AC Milan bergerak cepat di bursa transfer musim panas dengan menjadikan Gonçalo Ramos sebagai target utama lini depan. Langkah ini diikuti kontak langsung dengan agen sang pemain, Jorge Mendes, yang membuka peluang kepindahan penyerang Paris Saint-Germain (PSG) berusia 25 tahun itu ke San Siro.

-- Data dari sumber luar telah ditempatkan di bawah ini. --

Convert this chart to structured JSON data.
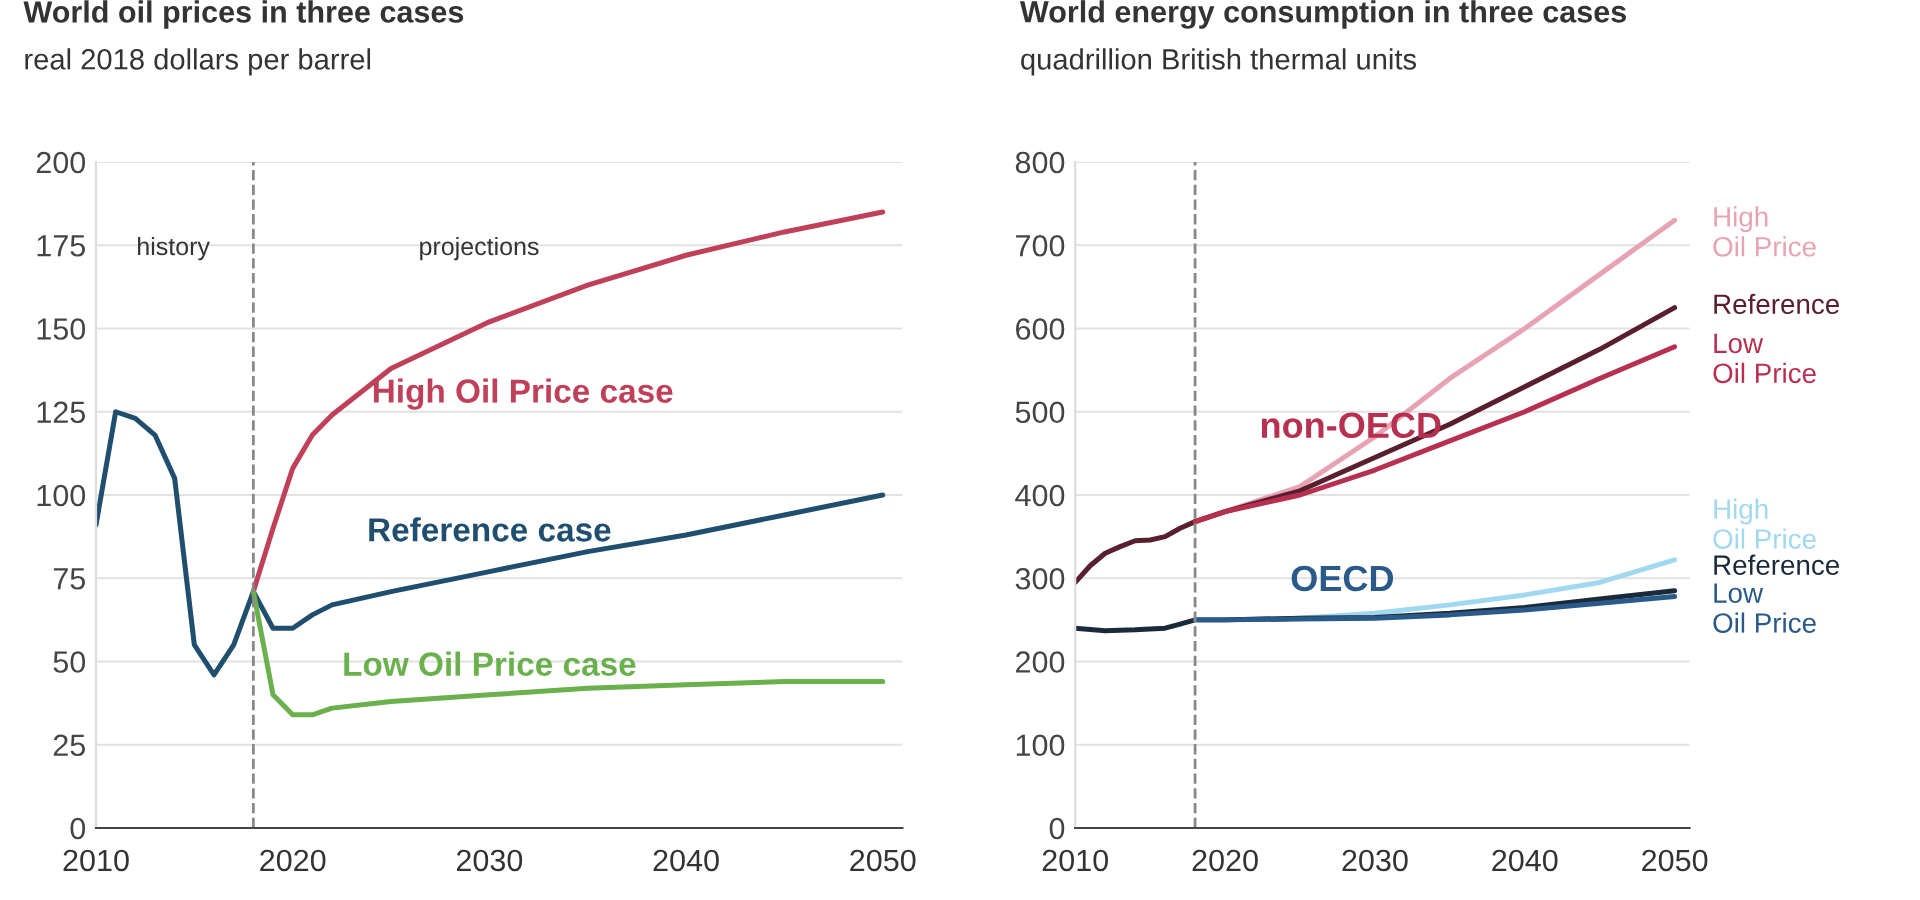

Menurut laporan Sky Sport yang dikutip TuttoMercatoWeb, pendekatan Milan terhadap Mendes menandai percepatan signifikan dalam perburuan striker tengah. Langkah ini terjadi setelah diskusi langsung antara pelatih anyar Ruben Amorim dengan jajaran direksi klub. Amorim, yang baru saja mengambil alih kursi pelatih, menginginkan seorang ujung tombak bertipe fisik kuat, mampu memegang bola, dan tajam di kotak penalti—profil yang persis dimiliki Ramos.
Ramos bergabung dengan PSG dari Benfica pada 2023 dengan banderol sekitar €65 juta. Namun, di Paris, ia belum mampu menjadi starter mutlak, bersaing dengan nama-nama seperti Kylian Mbappé (sebelum hengkang) dan Randal Kolo Muani. Situasi ini membuat peluang menjadi figur sentral di proyek anyar Milan terasa menarik bagi pemain asal Portugal tersebut.
Kesediaan Ramos mempertimbangkan San Siro menjadi indikator awal yang krusial bahwa kesepakatan bisa terwujud. Namun, negosiasi dengan PSG akan menjadi tantangan terberat. Klub raksasa Ligue 1 itu tidak akan melepas Ramos dengan harga murah, mengingat investasi besar yang telah mereka keluarkan. Dengan Mendes sebagai fasilitator komunikasi dan keinginan pemain yang selaras dengan ambisi Rossoneri, fondasi kesepakatan mulai terbangun.
Bagi pengamat sepak bola Indonesia, langkah ini menarik karena menunjukkan bagaimana klub besar Eropa seperti Milan membangun skuad di bawah pelatih baru. Strategi perekrutan yang terfokus pada satu profil pemain—bukan sekadar nama besar—menjadi pelajaran berharga bagi klub-klub di Liga 1 yang kerap tergoda membeli pemain tanpa kesesuaian taktik. Jika transfer ini berhasil, Ramos bisa menjadi ujung tombak yang membawa Milan kembali bersaing di papan atas Serie A dan Eropa.
Ke depan, pertanyaan besarnya adalah: berapa harga yang bersedia dibayar Milan? Dengan PSG yang dikenal keras dalam negosiasi, apakah Milan akan memecahkan rekor transfer klub demi mengamankan tanda tangan Ramos? Atau akankah mereka beralih ke target alternatif jika biaya terlalu tinggi?